You don't have to be concerned for YOUR children. If you provide a solid education with solid technical skills, they will never be poor (unless THEY chose to be).
Anonymous
Anonymous wrote:I worked in a cell biology lab and all the postdocs would have qualified. They all made between 30 and 40k (10 years ago) but from their speech and habits were clearly not low class.

Academia is such a scam. I’m glad I got the hell out of there.
Anonymous
Anonymous wrote:I worked in a cell biology lab and all the postdocs would have qualified. They all made between 30 and 40k (10 years ago) but from their speech and habits were clearly not low class.


But that's partly a phase of life issue. They won't be living like this 20 years from now. Someone sinking ever-deeper into genteel poverty will be in worse shape in a couple of decades.

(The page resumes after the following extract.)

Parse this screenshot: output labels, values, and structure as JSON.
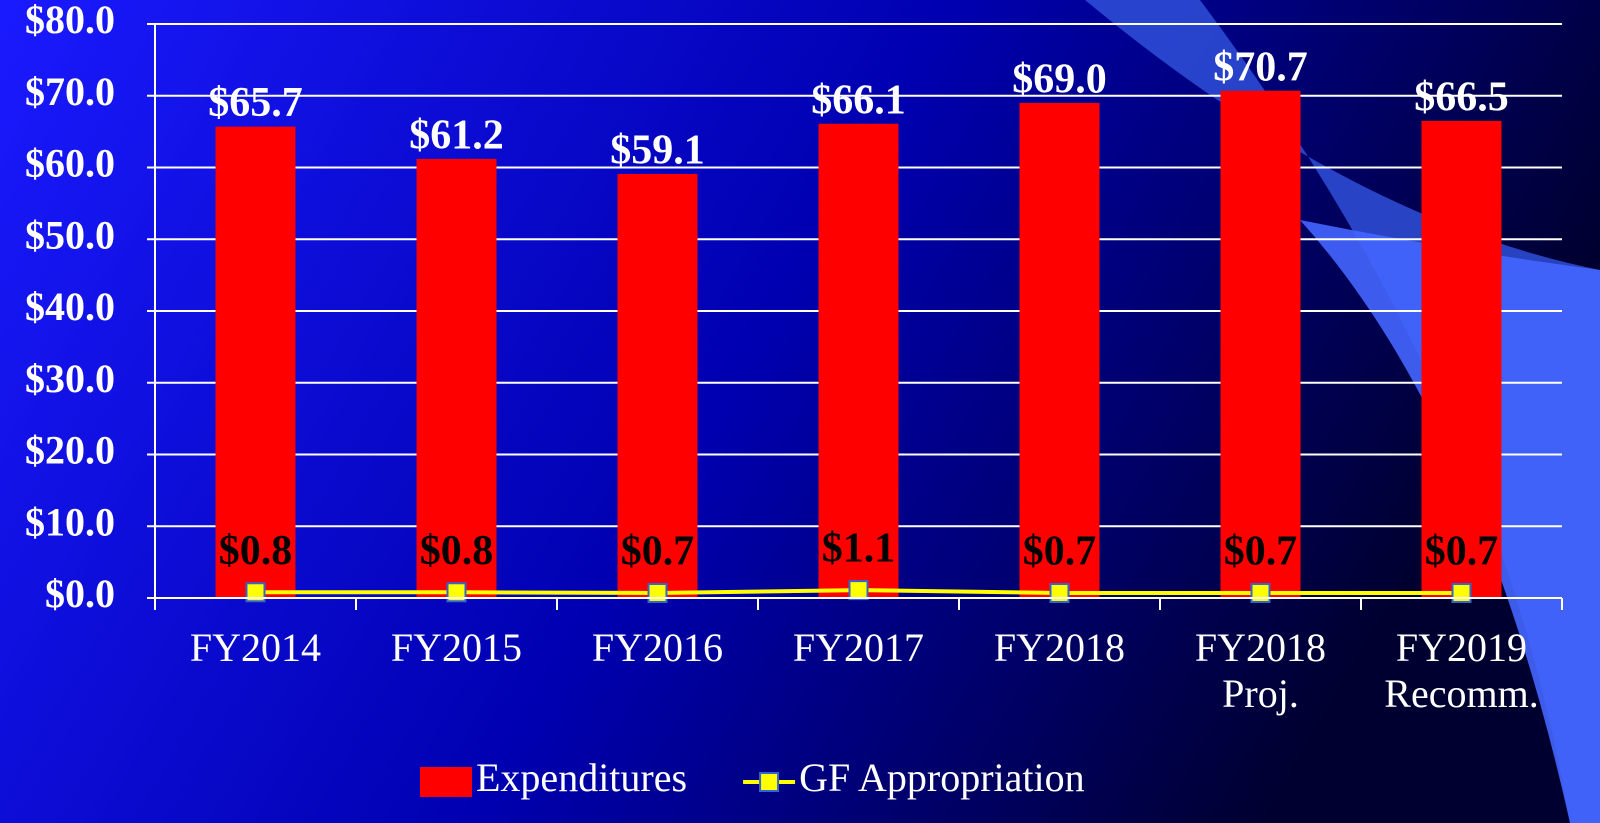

Genteel poverty is somewhere a family lands after generations. You still have the house, but you've closed off rooms and maybe sold off some heirlooms. You still get invited to the right formal parties and fundraisers, but your dinner jacket or tailcoat doesn't fit very well, and it's kind of shabby.

If you can't afford to attend a key fundraiser, you arrange to be out of town that weekend. You'd never admit that you can't afford it -- talking about money is vulgar.

You also have strange priorities: You wouldn't think of not paying for your daughter's wedding, but if you can't afford engraved invitations and champagne, you have engraved invitations and punch. You're not savages, for goodness' sake.